Et, dès le lendemain, en effet, il prit ses mesures pour rencontrer M. Courtois, qui l’emmena visiter des poulains qu’il venait d’acheter et qui finit par l’inviter à dîner.

Pour Laurence, le comte de Trémorel déploya toutes ses séductions, superficielles, il est vrai et de mauvais aloi, mais si brillantes, si habiles, qu’elles devaient surprendre, éblouir et charmer une jeune fille.

Bientôt, dans la maison du maire d’Orcival, on ne jura plus que par ce cher comte de Trémorel.

Il n’y avait rien encore d’officiel, il n’y avait eu ni une ouverture, ni une démarche, ni même une allusion, et pourtant M. Courtois comptait bien qu’Hector, un de ces jours, lui demanderait la main de sa fille, et il se réjouissait d’autant plus de répondre : oui, qu’il pensait bien que Laurence ne dirait pas : non.

Et Berthe ne se doutait de rien.

Berthe, lorsqu’un danger si grand menaçait, ce qu’elle appelait « son bonheur, » en était encore à s’inquiéter de miss Jenny Fancy.

C’est après une soirée chez M. Courtois, soirée pendant laquelle le prudent Hector n’avait pas quitté une table de whist, que Sauvresy se décida à parler à sa femme de ce mariage dont il se proposait de lui faire une agréable surprise.

Elle pâlit dès les premiers mots.
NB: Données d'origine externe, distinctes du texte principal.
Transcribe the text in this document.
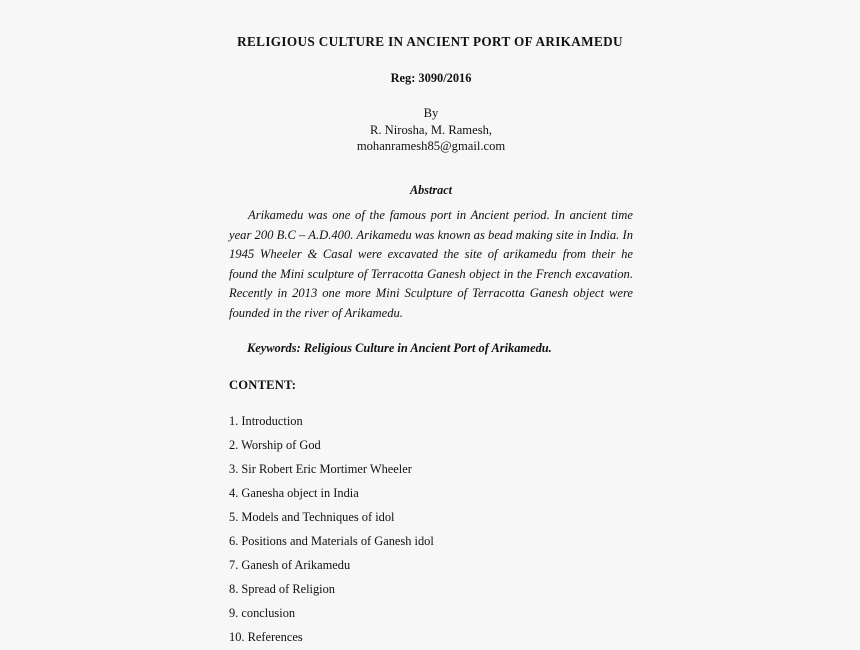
RELIGIOUS CULTURE IN ANCIENT PORT OF ARIKAMEDU

Reg: 3090/2016

By
R. Nirosha, M. Ramesh,
mohanramesh85@gmail.com
Abstract

Arikamedu was one of the famous port in Ancient period. In ancient time year 200 B.C – A.D.400. Arikamedu was known as bead making site in India. In 1945 Wheeler & Casal were excavated the site of arikamedu from their he found the Mini sculpture of Terracotta Ganesh object in the French excavation. Recently in 2013 one more Mini Sculpture of Terracotta Ganesh object were founded in the river of Arikamedu.

Keywords: Religious Culture in Ancient Port of Arikamedu.

CONTENT:
1. Introduction
2. Worship of God
3. Sir Robert Eric Mortimer Wheeler
4. Ganesha object in India
5. Models and Techniques of idol
6. Positions and Materials of Ganesh idol
7. Ganesh of Arikamedu
8. Spread of Religion
9. conclusion
10. References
Si grande fut son émotion, que sentant qu’elle allait se trahir, elle n’eut que le temps de se jeter dans son cabinet de toilette.

Tranquillement assis dans un des fauteuils de la chambre à coucher, Sauvresy continuait à exposer les avantages considérables de ce mariage, haussant la voix pour que sa femme l’entendît de la pièce voisine.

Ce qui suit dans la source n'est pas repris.